Most of us did not even see Linux becoming as integral to the developer strategy of Microsoft as it seems it is now, not to mention luring them in to develop a terminal app with open source to make it easier to use Linux on window. But they did, and are bound to grow bigger in 2020.

There Will Be Significant Problems with openSUSE

The scale of this is larger than it seems. I personally prefer to write my paper myself to avoid problems, but with openSUSE, it's just different. Truly, there are many factors that will come into play when it comes to the issues openSUSE is very likely to be facing in 2020. Factors such as having to deal with the company's new CEO all but controlling openSUSE, the possibility that there might be, yet another future change in the ownership of the company, community members becoming more unhappy, the upcoming openSUSE board elections failing to attract genuine interest, and an increasing interest in the migration of openSUSE into its own totally different foundation away from the company, SUSE. These are just some problems ahead for openSUSE. We can only hope to be wrong on this one.  But the feeling just will not go away.

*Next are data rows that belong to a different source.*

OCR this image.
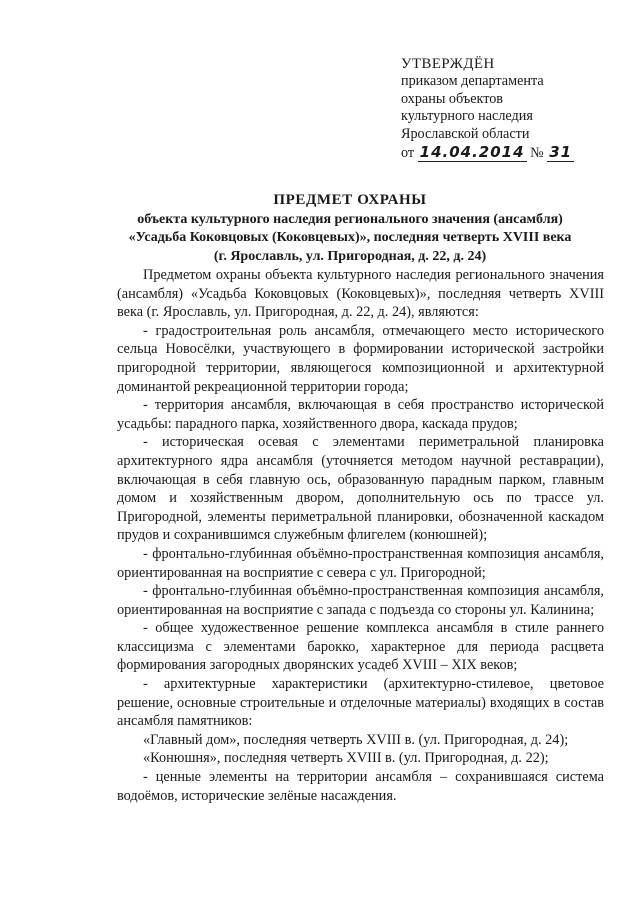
УТВЕРЖДЁН
приказом департамента
охраны объектов
культурного наследия
Ярославской области
от 14.04.2014 № 31
ПРЕДМЕТ ОХРАНЫ
объекта культурного наследия регионального значения (ансамбля)
«Усадьба Коковцовых (Коковцевых)», последняя четверть XVIII века
(г. Ярославль, ул. Пригородная, д. 22, д. 24)

Предметом охраны объекта культурного наследия регионального значения (ансамбля) «Усадьба Коковцовых (Коковцевых)», последняя четверть XVIII века (г. Ярославль, ул. Пригородная, д. 22, д. 24), являются:

- градостроительная роль ансамбля, отмечающего место исторического сельца Новосёлки, участвующего в формировании исторической застройки пригородной территории, являющегося композиционной и архитектурной доминантой рекреационной территории города;

- территория ансамбля, включающая в себя пространство исторической усадьбы: парадного парка, хозяйственного двора, каскада прудов;

- историческая осевая с элементами периметральной планировка архитектурного ядра ансамбля (уточняется методом научной реставрации), включающая в себя главную ось, образованную парадным парком, главным домом и хозяйственным двором, дополнительную ось по трассе ул. Пригородной, элементы периметральной планировки, обозначенной каскадом прудов и сохранившимся служебным флигелем (конюшней);

- фронтально-глубинная объёмно-пространственная композиция ансамбля, ориентированная на восприятие с севера с ул. Пригородной;

- фронтально-глубинная объёмно-пространственная композиция ансамбля, ориентированная на восприятие с запада с подъезда со стороны ул. Калинина;

- общее художественное решение комплекса ансамбля в стиле раннего классицизма с элементами барокко, характерное для периода расцвета формирования загородных дворянских усадеб XVIII – XIX веков;

- архитектурные характеристики (архитектурно-стилевое, цветовое решение, основные строительные и отделочные материалы) входящих в состав ансамбля памятников:

«Главный дом», последняя четверть XVIII в. (ул. Пригородная, д. 24);

«Конюшня», последняя четверть XVIII в. (ул. Пригородная, д. 22);

- ценные элементы на территории ансамбля – сохранившаяся система водоёмов, исторические зелёные насаждения.
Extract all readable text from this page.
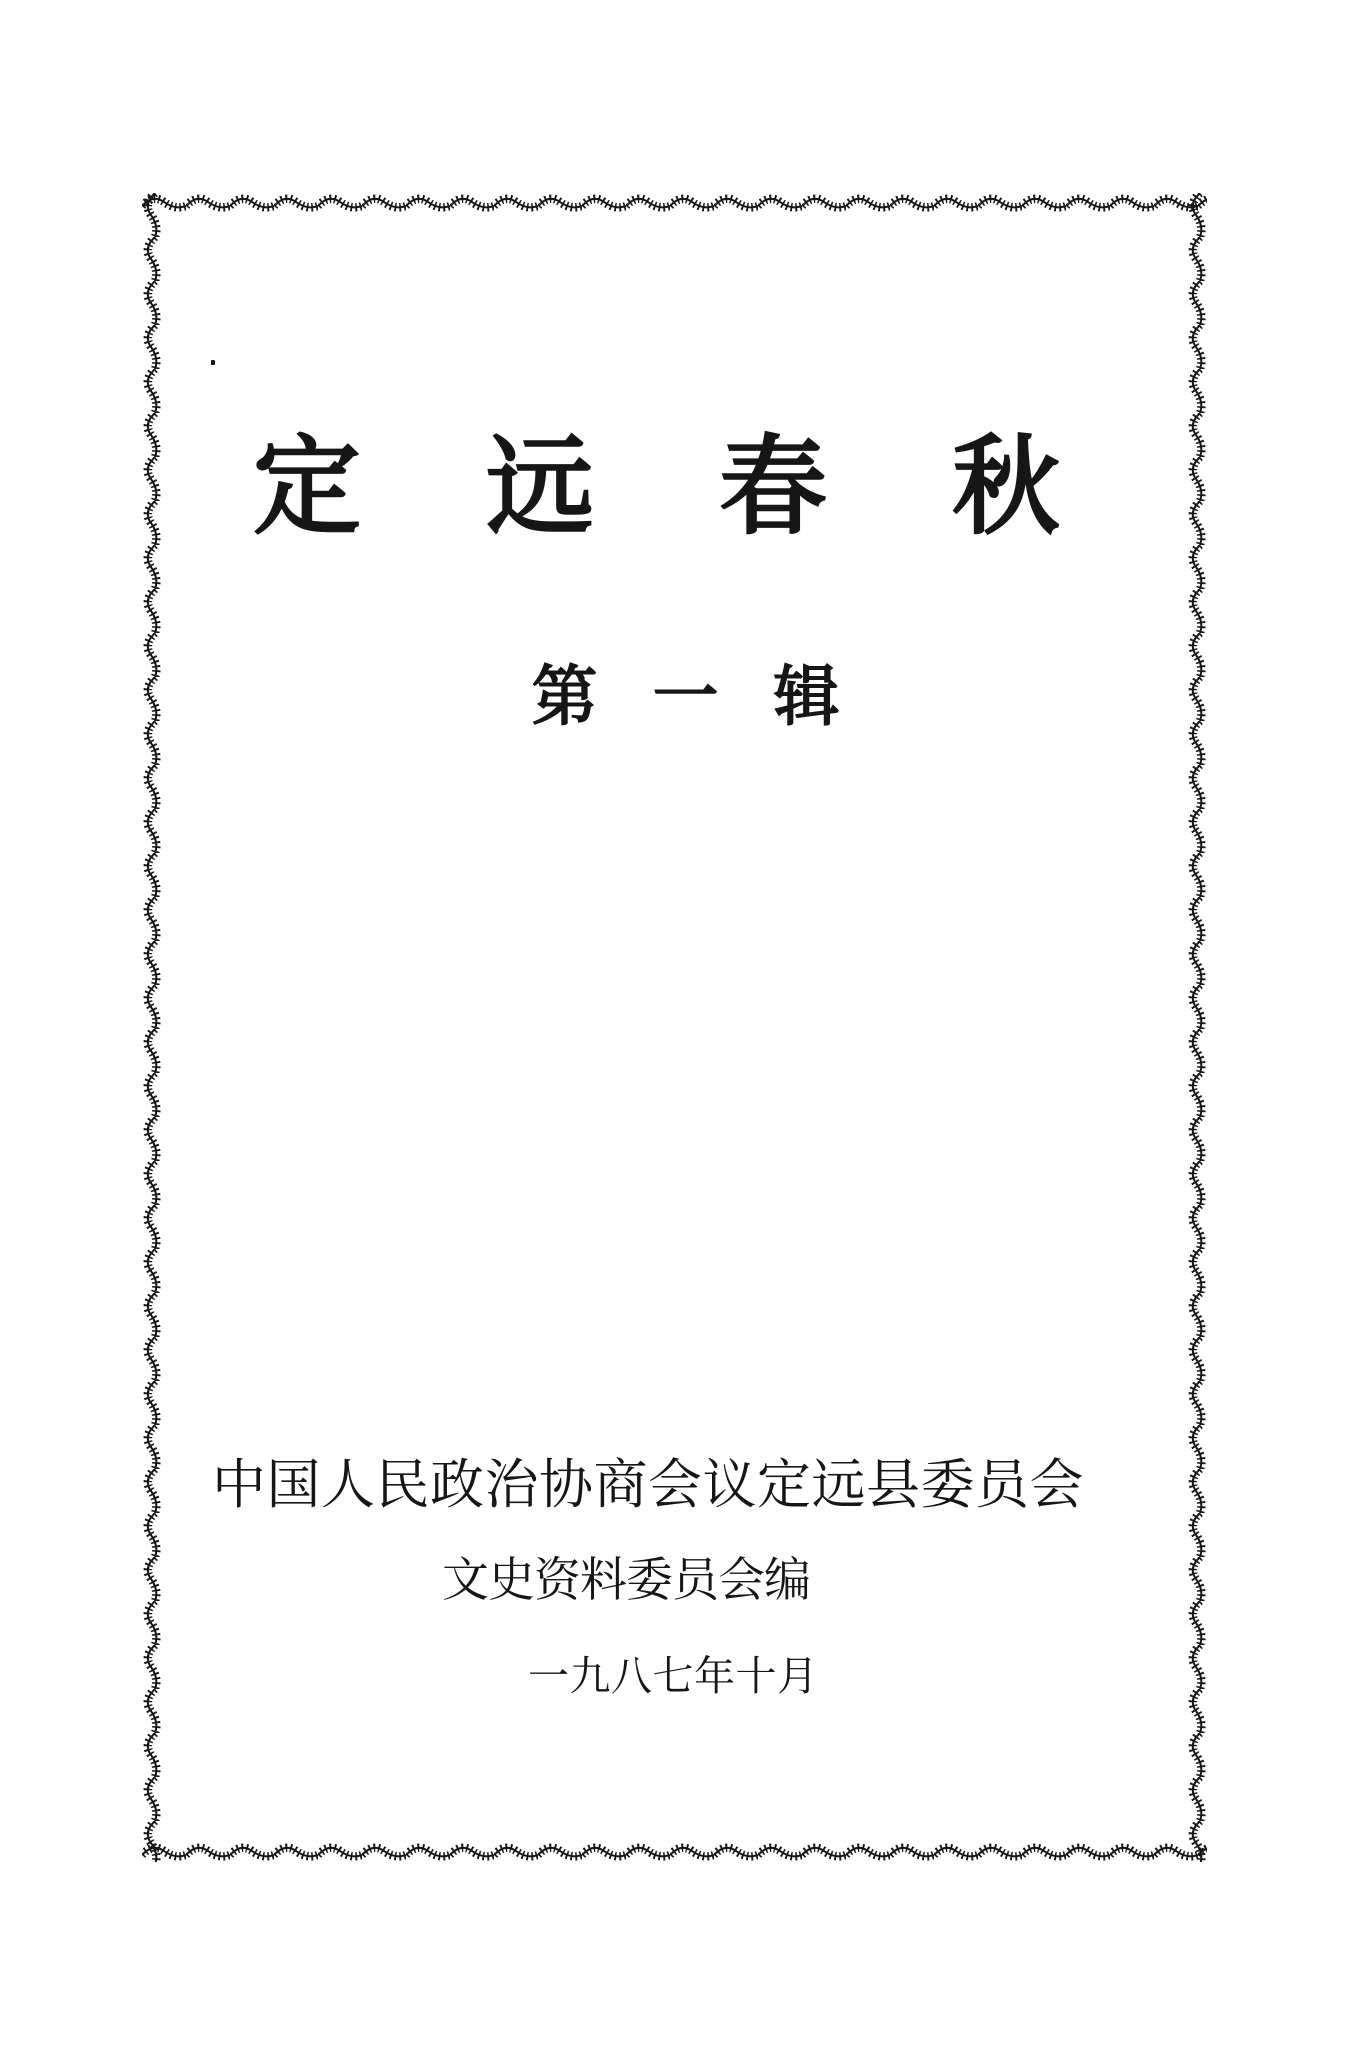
定 远 春 秋
第 一 辑
中国人民政治协商会议定远县委员会
文史资料委员会编
一九八七年十月
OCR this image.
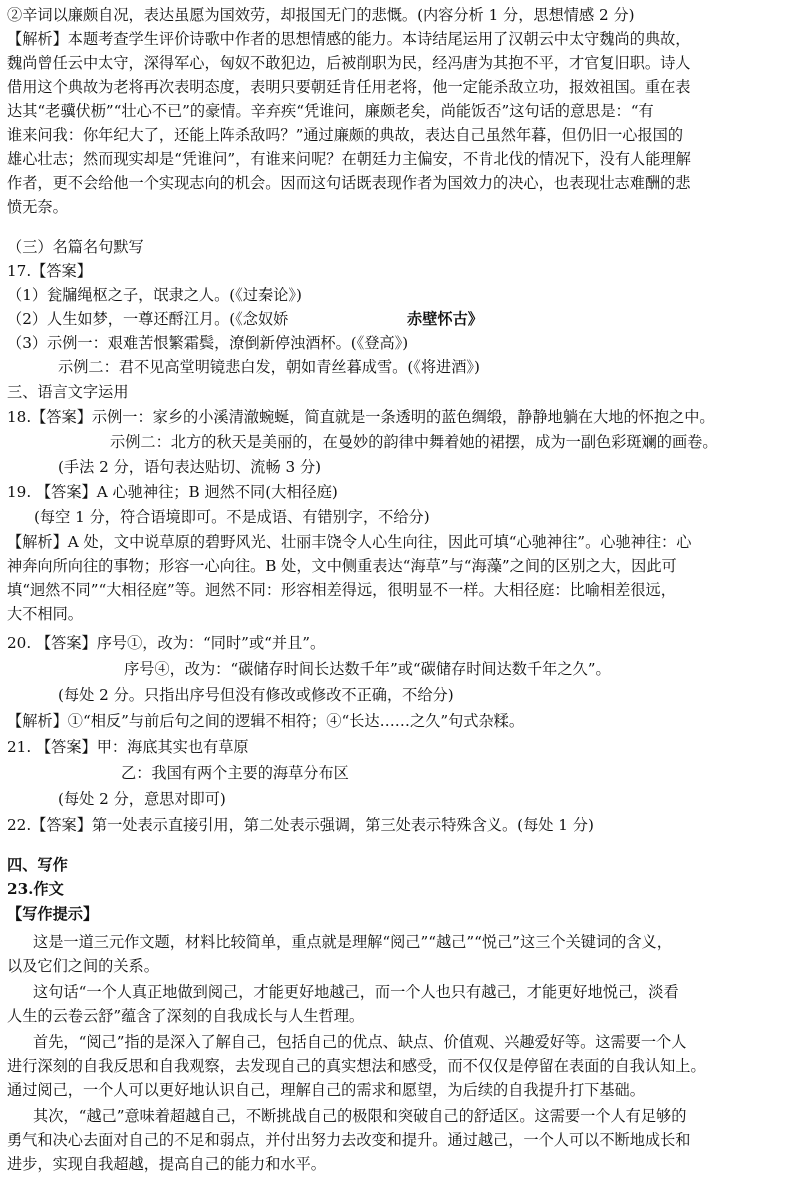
②辛词以廉颇自况，表达虽愿为国效劳，却报国无门的悲慨。(内容分析 1 分，思想情感 2 分)
【解析】本题考查学生评价诗歌中作者的思想情感的能力。本诗结尾运用了汉朝云中太守魏尚的典故，
魏尚曾任云中太守，深得军心，匈奴不敢犯边，后被削职为民，经冯唐为其抱不平，才官复旧职。诗人
借用这个典故为老将再次表明态度，表明只要朝廷肯任用老将，他一定能杀敌立功，报效祖国。重在表
达其“老骥伏枥”“壮心不已”的豪情。辛弃疾“凭谁问，廉颇老矣，尚能饭否”这句话的意思是：“有
谁来问我：你年纪大了，还能上阵杀敌吗？”通过廉颇的典故，表达自己虽然年暮，但仍旧一心报国的
雄心壮志；然而现实却是“凭谁问”，有谁来问呢？在朝廷力主偏安，不肯北伐的情况下，没有人能理解
作者，更不会给他一个实现志向的机会。因而这句话既表现作者为国效力的决心，也表现壮志难酬的悲
愤无奈。
（三）名篇名句默写
17.【答案】
（1）瓮牖绳枢之子，氓隶之人。(《过秦论》)
（2）人生如梦，一尊还酹江月。(《念奴娇	赤壁怀古》
（3）示例一：艰难苦恨繁霜鬓，潦倒新停浊酒杯。(《登高》)
示例二：君不见高堂明镜悲白发，朝如青丝暮成雪。(《将进酒》)
三、语言文字运用
18.【答案】示例一：家乡的小溪清澈蜿蜒，简直就是一条透明的蓝色绸缎，静静地躺在大地的怀抱之中。
示例二：北方的秋天是美丽的，在曼妙的韵律中舞着她的裙摆，成为一副色彩斑斓的画卷。
(手法 2 分，语句表达贴切、流畅 3 分)
19. 【答案】A 心驰神往；B 迥然不同(大相径庭)
(每空 1 分，符合语境即可。不是成语、有错别字，不给分)
【解析】A 处，文中说草原的碧野风光、壮丽丰饶令人心生向往，因此可填“心驰神往”。心驰神往：心
神奔向所向往的事物；形容一心向往。B 处，文中侧重表达“海草”与“海藻”之间的区别之大，因此可
填“迥然不同”“大相径庭”等。迥然不同：形容相差得远，很明显不一样。大相径庭：比喻相差很远，
大不相同。
20. 【答案】序号①，改为：“同时”或“并且”。
序号④，改为：“碳储存时间长达数千年”或“碳储存时间达数千年之久”。
(每处 2 分。只指出序号但没有修改或修改不正确，不给分)
【解析】①“相反”与前后句之间的逻辑不相符；④“长达……之久”句式杂糅。
21. 【答案】甲：海底其实也有草原
乙：我国有两个主要的海草分布区
(每处 2 分，意思对即可)
22.【答案】第一处表示直接引用，第二处表示强调，第三处表示特殊含义。(每处 1 分)
四、写作
23.作文
【写作提示】
这是一道三元作文题，材料比较简单，重点就是理解“阅己”“越己”“悦己”这三个关键词的含义，
以及它们之间的关系。
这句话“一个人真正地做到阅己，才能更好地越己，而一个人也只有越己，才能更好地悦己，淡看
人生的云卷云舒”蕴含了深刻的自我成长与人生哲理。
首先，“阅己”指的是深入了解自己，包括自己的优点、缺点、价值观、兴趣爱好等。这需要一个人
进行深刻的自我反思和自我观察，去发现自己的真实想法和感受，而不仅仅是停留在表面的自我认知上。
通过阅己，一个人可以更好地认识自己，理解自己的需求和愿望，为后续的自我提升打下基础。
其次，“越己”意味着超越自己，不断挑战自己的极限和突破自己的舒适区。这需要一个人有足够的
勇气和决心去面对自己的不足和弱点，并付出努力去改变和提升。通过越己，一个人可以不断地成长和
进步，实现自我超越，提高自己的能力和水平。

A Bigger Firm Will Purchase Canonical

This very much goes in tandem with the first prediction of Microsoft buying another open source firm. Although, it is unconfirmed, and we really do not know if Microsoft are going to buy Canonical (the company that made Ubuntu) in 2020. It looks almost certain to be sold this year to a big firm.

Mark Shuttleworth (the man in charge of canonical) has in the past years talked about preparing the company for the possibility of an IPO, with the company cutting a number of initiatives and internal products that were not cutting out as a success concerning business, including the Ubuntu Touch, Ubuntu Phone Hardware, Ubuntu TV, Ubuntu for Android, Unity, Upstart and Mir.

The company has focused more heavily on consumers of the Internet of things, cloud, and enterprise. These are parts with profitability and VC activity among the Linux firms.

It's a good question to ask who is buying the company? With IBM already purchasing Red Hat, you really can't bet against Microsoft on this one.

There Will Be a Lot More Linux Controversy

Controversies did not seem to turn away from Linux in 2018 and 2019, so, we do not expect that miraculously it goes away in 2020. As a matter of fact, it might be worse this year. Cultural differences and political affiliations will have people banned from events and projects, which in some cases might unable them get the best essay help that they direly need. Contributors will be forced to leave projects, killing the project. People will be ridiculed and shamed publicly for the political stance that they take. 2020 looks like a rocky year for all involved already.

Linus Torvalds Will Leave Linux

The creator and founder of Linux, Linus Torvalds is expected to retire from his duty at Linux kernel by the end of the year.

Towards 2018 ending, during the controversy that rocked Linux, Linus took some time off and appointed someone else that’s been working with him for years on the kernel to be in charge during his absence. It is unlikely that Linux's in-fighting and controversy. With a net worth estimated at $150 million and 50 years of age, Linus might just feel that the mess is not worth something he will want to deal with and decides to retire.

He most likely would not want to risk damaging his reputation and soiling his legacy by continuing, especially at this time, when others in a similar position are constantly under attack to force them into resigning. Now just seem like the right time. His legacy is intact, his finances are robust, and he already has a successor groomed.

Tom Jager is professional blogger. He works at Awriter. He has degree in Law and English literature. Tom has written numerous articles/online journals.